戦時中、戦費調達のために国民に貯金を呼びかけたのは有名ですが、マラヤ(シンガポール)でも行っていたようです。
日本軍はシンガポール占領後、抗日勢力を掃討すると称して「シンガポール華僑粛清事件」を起こします。
2月17日に18〜50歳の華僑を検問所に集め、検問をクリアした者に「検問済」の印をシャツに押印。
その検問をクリアできなかった者は処刑されました。
その数は日本政府の見解で5,000人、現地での見解で50,000人と推定されています。
Surrender Chambers
日本軍がシンガポールを占領してから第二次世界大戦が終わるまでを展示したスペース。
マレー作戦における銀輪作戦。
日本軍は兵士の移動を高速化するために、自転車を活用しました。
日本軍がマレー半島からシンガポール本島への上陸地点を行ったのは、ジョホール水道の西部、中央はジョホールバル、東部はウビン島。

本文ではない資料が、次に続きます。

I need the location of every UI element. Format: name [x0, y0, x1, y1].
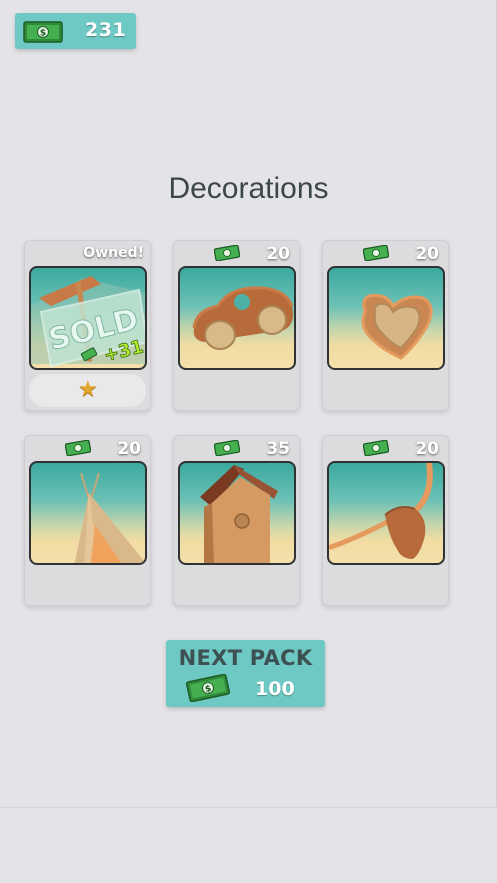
item-preview-sold-sign: SOLD +31: [29, 266, 147, 370]
next-pack-cost: 100: [255, 678, 295, 700]
item-card-toy-car[interactable]: 20: [173, 240, 300, 411]
star-icon: ★: [78, 377, 98, 402]
svg-text:$: $: [40, 29, 46, 39]
cash-icon: [214, 440, 240, 456]
item-preview-birdhouse: [178, 461, 296, 565]
price-label: 20: [266, 244, 290, 264]
price-label: 20: [415, 244, 439, 264]
owned-label: Owned!: [83, 245, 144, 261]
cash-icon: [363, 245, 389, 261]
item-card-bull-skull[interactable]: 20: [322, 435, 449, 606]
price-label: 20: [415, 439, 439, 459]
wallet-balance: $ 231: [15, 13, 136, 49]
page-title: Decorations: [168, 172, 329, 205]
cash-icon: [363, 440, 389, 456]
item-card-birdhouse[interactable]: 35: [173, 435, 300, 606]
cash-icon: $: [23, 21, 63, 43]
item-card-sold-sign[interactable]: Owned! SOLD +31 ★: [24, 240, 151, 411]
item-preview-toy-car: [178, 266, 296, 370]
cash-icon: $: [186, 674, 230, 702]
wallet-amount: 231: [85, 19, 127, 41]
cash-icon: [214, 245, 240, 261]
item-card-teepee[interactable]: 20: [24, 435, 151, 606]
item-preview-bull-skull: [327, 461, 445, 565]
next-pack-label: NEXT PACK: [178, 646, 313, 670]
rating-bar: ★: [29, 374, 146, 407]
item-preview-teepee: [29, 461, 147, 565]
cash-icon: [65, 440, 91, 456]
item-card-heart-bowl[interactable]: 20: [322, 240, 449, 411]
item-preview-heart-bowl: [327, 266, 445, 370]
next-pack-button[interactable]: NEXT PACK $ 100: [166, 640, 325, 707]
price-label: 35: [266, 439, 290, 459]
price-label: 20: [117, 439, 141, 459]
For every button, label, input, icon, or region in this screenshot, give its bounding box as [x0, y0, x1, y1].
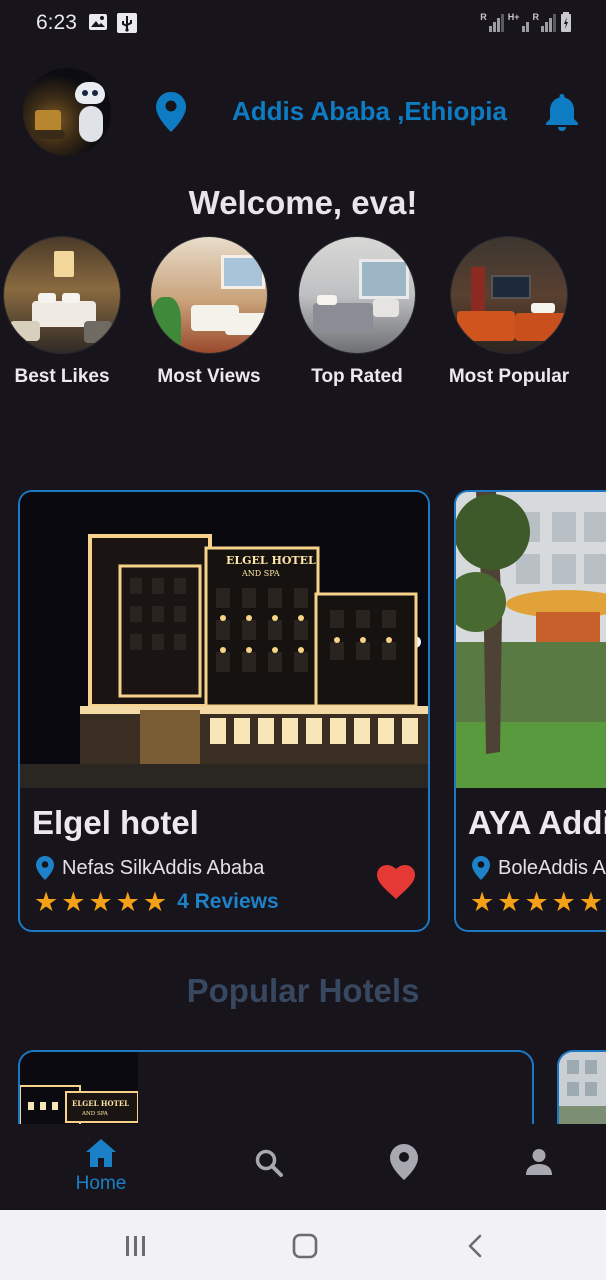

最終的には、海を見渡す眺望の良い丘、フォートカニングを目指します。
旧フォード工場で行われた「山下・パーシヴァル両司令官の会談」を再現した蝋人形。
シティホールで行われた、日本軍の降伏文書調印式を再現した蝋人形。
シロソ砦の場所・行き方・アクセス
シロソ砦はセントーサ島の西端にあります。
シロソ砦スカイウォークはシンガポール・セントーサ島ケーブルカー「Sentosa Line」の終着駅「Siloso Station」から徒歩約1分。
ビーチトラムに乗ってもよいですし、砂浜を散策しながら歩いて来るのも良いでしょう。
シロソ砦の営業時間
住所 | Siloso Rd, Singapore |
電話番号 | +65 6736-8672 |
営業時間 | 10:00~18:00(最終17:30) |
おわりに
シロソ砦を観光中に、出会った観光客はご年配の日本人1人のみ。
シンガポール観光といえばマリーナベイやナイトサファリなどのスポットがクローズアップされます。
しかし、シンガポールが歩んできた歴史を知るためにも、お時間があれば日本人の方にぜひ、その足を運んでもらいたい場所です。